Helmand River
Helmand River, river in southwestern Afghanistan and eastern Iran, about 715 miles (1,150 km) long. It is the longest river in Afghanistan and flows through the country’s mountainous heartlands to its arid southwest. It collects water from an area of more than 100,000 square miles (about 260,000 square km), with millions of people reliant on the river for agriculture and drinking water. Known as Haetumant in the Avesta (the sacred book of Zoroastrianism), the river has sustained ancient and medieval cultures in the region for thousands of years.
Course
The Helmand River originates in the Bābā Range of the Hindu Kush mountains in east-central Afghanistan. From its source, it flows southwestward across more than half the length of Afghanistan through a variety of landscapes, from valleys and arid plains to fertile agricultural zones. It passes through several key provinces in Afghanistan, including Orūzgān, Helmand, and Nimruz, before flowing northward for a short distance through Iranian territory and emptying into the Helmand (Sīstān) basin, which is a series of lakes, marshes, and swamps on the Afghan-Iranian border. It receives several tributaries, including the Arghandāb and the Tarnak.
Significance
The Helmand Valley Authority (HVA) was established in the 1950s by the Afghan government with support from the United States to modernize irrigation and agriculture in southern Afghanistan by using water from the Helmand River. One of its most important projects, the Kajakī Dam, was constructed in the early 1950s to provide such services as irrigation, flood control, and hydroelectric power. In 1965 the agency was renamed the Helmand Arghandāb Valley Authority (HAVA) to reflect its expanded mandate over the Helmand and Arghandāb river basins. The authority continued to exist after the Afghan monarchy ended in 1973 and remained active following the 2001 U.S. invasion. Its status under the Taliban, which returned to power in 2021, is unclear.
The Helmand River plays a vital role in sustaining Afghanistan’s agriculture and rural livelihoods, with its basin accounting for about one-third of the country’s irrigated land. For neighboring Iran the Helmand River is not a major national water source. It is, however, the primary lifeline for the country’s Sīstān va Balūchestān province, which receives most of its surface water from the river. The river is also central to Afghanistan’s opium production, particularly in Helmand province, one of the world’s leading poppy-cultivating regions. It also supports biodiversity in the region, particularly the wetlands of the Sīstān basin, which is home to many migratory birds and is a buffer against desertification, the decline of land productivity in dry regions.

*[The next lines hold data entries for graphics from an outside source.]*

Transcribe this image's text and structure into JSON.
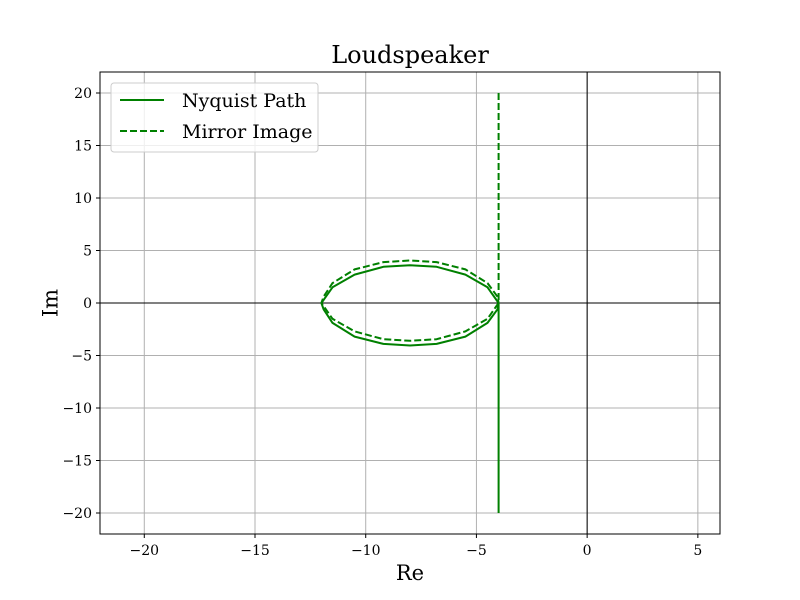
{
  "chart_data": {
    "type": "line",
    "title": "Loudspeaker",
    "xlabel": "Re",
    "ylabel": "Im",
    "xlim": [
      -22,
      6
    ],
    "ylim": [
      -22,
      22
    ],
    "x_ticks": [
      -20,
      -15,
      -10,
      -5,
      0,
      5
    ],
    "y_ticks": [
      -20,
      -15,
      -10,
      -5,
      0,
      5,
      10,
      15,
      20
    ],
    "x_tick_labels": [
      "−20",
      "−15",
      "−10",
      "−5",
      "0",
      "5"
    ],
    "y_tick_labels": [
      "−20",
      "−15",
      "−10",
      "−5",
      "0",
      "5",
      "10",
      "15",
      "20"
    ],
    "grid": true,
    "zero_lines": true,
    "legend_position": "top-left",
    "color": "#008000",
    "series": [
      {
        "name": "Nyquist Path",
        "style": "solid",
        "points": [
          [
            -4,
            -20
          ],
          [
            -4,
            -15
          ],
          [
            -4,
            -10
          ],
          [
            -4,
            -5
          ],
          [
            -4,
            -2
          ],
          [
            -4,
            0
          ],
          [
            -4.5,
            1.5
          ],
          [
            -5.5,
            2.7
          ],
          [
            -6.8,
            3.45
          ],
          [
            -8,
            3.6
          ],
          [
            -9.2,
            3.45
          ],
          [
            -10.5,
            2.7
          ],
          [
            -11.5,
            1.5
          ],
          [
            -11.9,
            0.3
          ],
          [
            -12,
            0
          ],
          [
            -11.9,
            -0.6
          ],
          [
            -11.5,
            -1.9
          ],
          [
            -10.5,
            -3.2
          ],
          [
            -9.2,
            -3.9
          ],
          [
            -8,
            -4.05
          ],
          [
            -6.8,
            -3.9
          ],
          [
            -5.5,
            -3.2
          ],
          [
            -4.5,
            -1.9
          ],
          [
            -4.05,
            -0.6
          ],
          [
            -4,
            0
          ]
        ]
      },
      {
        "name": "Mirror Image",
        "style": "dashed",
        "points": [
          [
            -4,
            20
          ],
          [
            -4,
            15
          ],
          [
            -4,
            10
          ],
          [
            -4,
            5
          ],
          [
            -4,
            2
          ],
          [
            -4,
            0
          ],
          [
            -4.5,
            -1.5
          ],
          [
            -5.5,
            -2.7
          ],
          [
            -6.8,
            -3.45
          ],
          [
            -8,
            -3.6
          ],
          [
            -9.2,
            -3.45
          ],
          [
            -10.5,
            -2.7
          ],
          [
            -11.5,
            -1.5
          ],
          [
            -11.9,
            -0.3
          ],
          [
            -12,
            0
          ],
          [
            -11.9,
            0.6
          ],
          [
            -11.5,
            1.9
          ],
          [
            -10.5,
            3.2
          ],
          [
            -9.2,
            3.9
          ],
          [
            -8,
            4.05
          ],
          [
            -6.8,
            3.9
          ],
          [
            -5.5,
            3.2
          ],
          [
            -4.5,
            1.9
          ],
          [
            -4.05,
            0.6
          ],
          [
            -4,
            0
          ]
        ]
      }
    ]
  }
}
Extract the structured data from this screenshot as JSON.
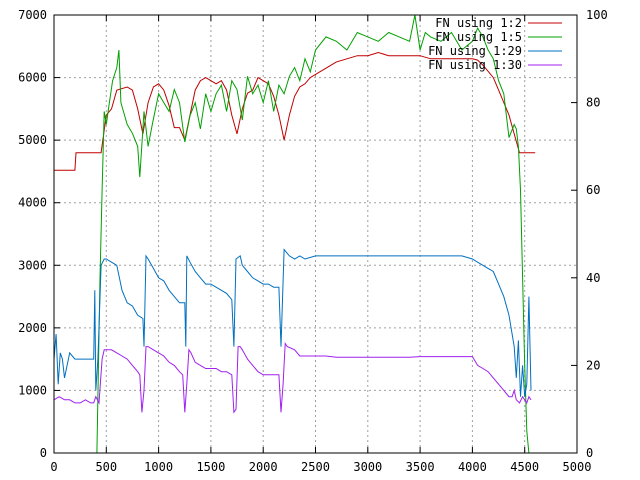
{
  "chart_data": {
    "type": "line",
    "title": "",
    "xlabel": "",
    "ylabel": "",
    "y2label": "",
    "xlim": [
      0,
      5000
    ],
    "ylim": [
      0,
      7000
    ],
    "y2lim": [
      0,
      100
    ],
    "grid": true,
    "legend_position": "top-right",
    "x_ticks": [
      0,
      500,
      1000,
      1500,
      2000,
      2500,
      3000,
      3500,
      4000,
      4500,
      5000
    ],
    "y_ticks": [
      0,
      1000,
      2000,
      3000,
      4000,
      5000,
      6000,
      7000
    ],
    "y2_ticks": [
      0,
      20,
      40,
      60,
      80,
      100
    ],
    "series": [
      {
        "name": "FN using 1:2",
        "axis": "y1",
        "color": "#c00000",
        "x": [
          0,
          200,
          210,
          450,
          500,
          550,
          600,
          700,
          750,
          800,
          850,
          900,
          950,
          1000,
          1050,
          1100,
          1150,
          1200,
          1250,
          1300,
          1350,
          1400,
          1450,
          1500,
          1550,
          1600,
          1650,
          1700,
          1750,
          1800,
          1850,
          1900,
          1950,
          2000,
          2050,
          2100,
          2150,
          2200,
          2250,
          2300,
          2350,
          2400,
          2450,
          2500,
          2550,
          2600,
          2650,
          2700,
          2800,
          2900,
          3000,
          3100,
          3200,
          3300,
          3400,
          3500,
          3600,
          3700,
          3800,
          3900,
          4000,
          4050,
          4100,
          4150,
          4200,
          4250,
          4300,
          4350,
          4400,
          4450,
          4500,
          4550,
          4600
        ],
        "values": [
          4520,
          4520,
          4800,
          4800,
          5400,
          5500,
          5800,
          5850,
          5800,
          5500,
          5100,
          5600,
          5850,
          5900,
          5800,
          5550,
          5200,
          5200,
          5000,
          5400,
          5800,
          5950,
          6000,
          5950,
          5900,
          5950,
          5800,
          5400,
          5100,
          5500,
          5750,
          5800,
          6000,
          5950,
          5900,
          5700,
          5400,
          5000,
          5400,
          5700,
          5850,
          5900,
          6000,
          6050,
          6100,
          6150,
          6200,
          6250,
          6300,
          6350,
          6350,
          6400,
          6350,
          6350,
          6350,
          6350,
          6300,
          6300,
          6300,
          6300,
          6300,
          6280,
          6200,
          6100,
          6000,
          5800,
          5600,
          5400,
          5100,
          4800,
          4800,
          4800,
          4800
        ]
      },
      {
        "name": "FN using 1:5",
        "axis": "y2",
        "color": "#00a000",
        "x": [
          410,
          440,
          460,
          480,
          500,
          530,
          560,
          600,
          620,
          640,
          700,
          750,
          800,
          820,
          860,
          900,
          940,
          1000,
          1050,
          1100,
          1150,
          1200,
          1250,
          1300,
          1350,
          1400,
          1450,
          1500,
          1550,
          1600,
          1650,
          1700,
          1750,
          1800,
          1850,
          1900,
          1950,
          2000,
          2050,
          2100,
          2150,
          2200,
          2250,
          2300,
          2350,
          2400,
          2450,
          2500,
          2600,
          2700,
          2800,
          2900,
          3000,
          3100,
          3200,
          3300,
          3400,
          3450,
          3500,
          3550,
          3600,
          3700,
          3800,
          3900,
          4000,
          4050,
          4100,
          4150,
          4200,
          4250,
          4300,
          4350,
          4400,
          4420,
          4440,
          4460,
          4480,
          4500,
          4520,
          4540
        ],
        "values": [
          0,
          40,
          60,
          78,
          75,
          80,
          85,
          88,
          92,
          80,
          75,
          73,
          70,
          63,
          78,
          70,
          75,
          82,
          80,
          78,
          83,
          80,
          71,
          77,
          80,
          74,
          82,
          78,
          82,
          84,
          78,
          85,
          83,
          76,
          86,
          82,
          84,
          80,
          85,
          78,
          84,
          82,
          86,
          88,
          85,
          90,
          87,
          92,
          95,
          94,
          92,
          96,
          95,
          94,
          96,
          95,
          94,
          100,
          92,
          96,
          95,
          94,
          96,
          92,
          94,
          97,
          95,
          92,
          90,
          85,
          82,
          72,
          75,
          74,
          70,
          60,
          40,
          20,
          5,
          0
        ]
      },
      {
        "name": "FN using 1:29",
        "axis": "y1",
        "color": "#0070c0",
        "x": [
          0,
          20,
          40,
          60,
          80,
          100,
          150,
          200,
          250,
          300,
          350,
          380,
          390,
          400,
          420,
          450,
          480,
          500,
          550,
          600,
          650,
          700,
          750,
          800,
          850,
          860,
          880,
          900,
          950,
          1000,
          1050,
          1100,
          1150,
          1200,
          1250,
          1260,
          1270,
          1300,
          1350,
          1400,
          1450,
          1500,
          1550,
          1600,
          1650,
          1700,
          1720,
          1740,
          1780,
          1800,
          1850,
          1900,
          1950,
          2000,
          2050,
          2100,
          2150,
          2170,
          2200,
          2250,
          2300,
          2350,
          2400,
          2500,
          2600,
          2700,
          2800,
          2900,
          3000,
          3100,
          3200,
          3300,
          3400,
          3500,
          3600,
          3700,
          3800,
          3900,
          4000,
          4050,
          4100,
          4150,
          4200,
          4250,
          4300,
          4350,
          4400,
          4420,
          4440,
          4460,
          4480,
          4500,
          4520,
          4540,
          4560
        ],
        "values": [
          1500,
          1900,
          1100,
          1600,
          1500,
          1200,
          1600,
          1500,
          1500,
          1500,
          1500,
          1500,
          2600,
          1000,
          1500,
          3000,
          3100,
          3100,
          3050,
          3000,
          2600,
          2400,
          2350,
          2200,
          2150,
          1700,
          3150,
          3100,
          2950,
          2800,
          2750,
          2600,
          2500,
          2400,
          2400,
          1700,
          3150,
          3050,
          2900,
          2800,
          2700,
          2700,
          2650,
          2600,
          2550,
          2450,
          1700,
          3100,
          3150,
          3000,
          2900,
          2800,
          2750,
          2700,
          2700,
          2650,
          2650,
          1700,
          3250,
          3150,
          3100,
          3150,
          3100,
          3150,
          3150,
          3150,
          3150,
          3150,
          3150,
          3150,
          3150,
          3150,
          3150,
          3150,
          3150,
          3150,
          3150,
          3150,
          3100,
          3050,
          3000,
          2950,
          2900,
          2700,
          2500,
          2200,
          1700,
          1200,
          1800,
          900,
          1400,
          900,
          1100,
          2500,
          1000
        ]
      },
      {
        "name": "FN using 1:30",
        "axis": "y1",
        "color": "#a020f0",
        "x": [
          0,
          50,
          100,
          150,
          200,
          250,
          300,
          350,
          380,
          400,
          430,
          460,
          480,
          500,
          550,
          600,
          650,
          700,
          750,
          800,
          820,
          840,
          860,
          880,
          900,
          950,
          1000,
          1050,
          1100,
          1150,
          1200,
          1230,
          1250,
          1270,
          1290,
          1310,
          1350,
          1400,
          1450,
          1500,
          1550,
          1600,
          1650,
          1700,
          1720,
          1740,
          1760,
          1780,
          1800,
          1850,
          1900,
          1950,
          2000,
          2050,
          2100,
          2150,
          2170,
          2190,
          2210,
          2230,
          2300,
          2350,
          2400,
          2500,
          2600,
          2700,
          2800,
          2900,
          3000,
          3100,
          3200,
          3300,
          3400,
          3500,
          3600,
          3700,
          3800,
          3900,
          4000,
          4050,
          4100,
          4150,
          4200,
          4250,
          4300,
          4350,
          4380,
          4400,
          4420,
          4450,
          4480,
          4500,
          4520,
          4540,
          4560
        ],
        "values": [
          850,
          900,
          850,
          850,
          800,
          800,
          850,
          800,
          800,
          900,
          800,
          1500,
          1650,
          1650,
          1650,
          1600,
          1550,
          1500,
          1400,
          1300,
          1250,
          650,
          1000,
          1700,
          1700,
          1650,
          1600,
          1550,
          1450,
          1400,
          1300,
          1250,
          650,
          1100,
          1650,
          1600,
          1450,
          1400,
          1350,
          1350,
          1350,
          1300,
          1300,
          1250,
          650,
          700,
          1700,
          1700,
          1650,
          1500,
          1400,
          1300,
          1250,
          1250,
          1250,
          1250,
          650,
          1100,
          1750,
          1700,
          1650,
          1550,
          1550,
          1550,
          1550,
          1530,
          1530,
          1530,
          1530,
          1530,
          1530,
          1530,
          1530,
          1540,
          1540,
          1540,
          1540,
          1540,
          1540,
          1400,
          1350,
          1300,
          1200,
          1100,
          1000,
          900,
          900,
          1000,
          850,
          800,
          900,
          850,
          800,
          900,
          850
        ]
      }
    ]
  }
}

Iran-Afghanistan water dispute
Afghanistan and Iran have been at loggerheads over the waters of the Helmand River since the 1870s, when the British colonial government in Afghanistan demarcated the border. The dispute intensified over the years as floods altered the river’s course, sparking tensions over water access, especially in Iran. The boundary placed most of the river’s upper reaches and major tributaries within Afghan territory, leaving Iran’s Sīstān region, which depended heavily on the river for agriculture and drinking water, downstream and vulnerable to upstream restrictions. This laid the groundwork for a long-standing dispute between the two countries over water rights and access.
- Also spelled:
- Helmund, or Hilmand
- Persian:
- Daryā-ye Helmand
- Latin:
- Erymandrus, Haetumant
Attempts were made in the early 20th century to resolve the dispute, but none succeeded. In 1973 Afghanistan and Iran signed a water-sharing treaty that guaranteed Iran a flow of roughly 780 cubic feet (about 22 cubic meters) per second from the Helmand River. The agreement, however, was never fully implemented largely because of political upheaval in the region, including the 1973 Afghanistan coup, the Iranian Revolution (1978–79), and the 1979 Soviet invasion of Afghanistan. In the following decades conflict, drought, and dam construction in Afghanistan further complicated the dispute. Tensions briefly escalated in May 2023, when Iranian officials accused Afghanistan’s Taliban-led government of obstructing the river’s flow, an allegation that contributed to deadly border clashes between Afghan and Iranian forces.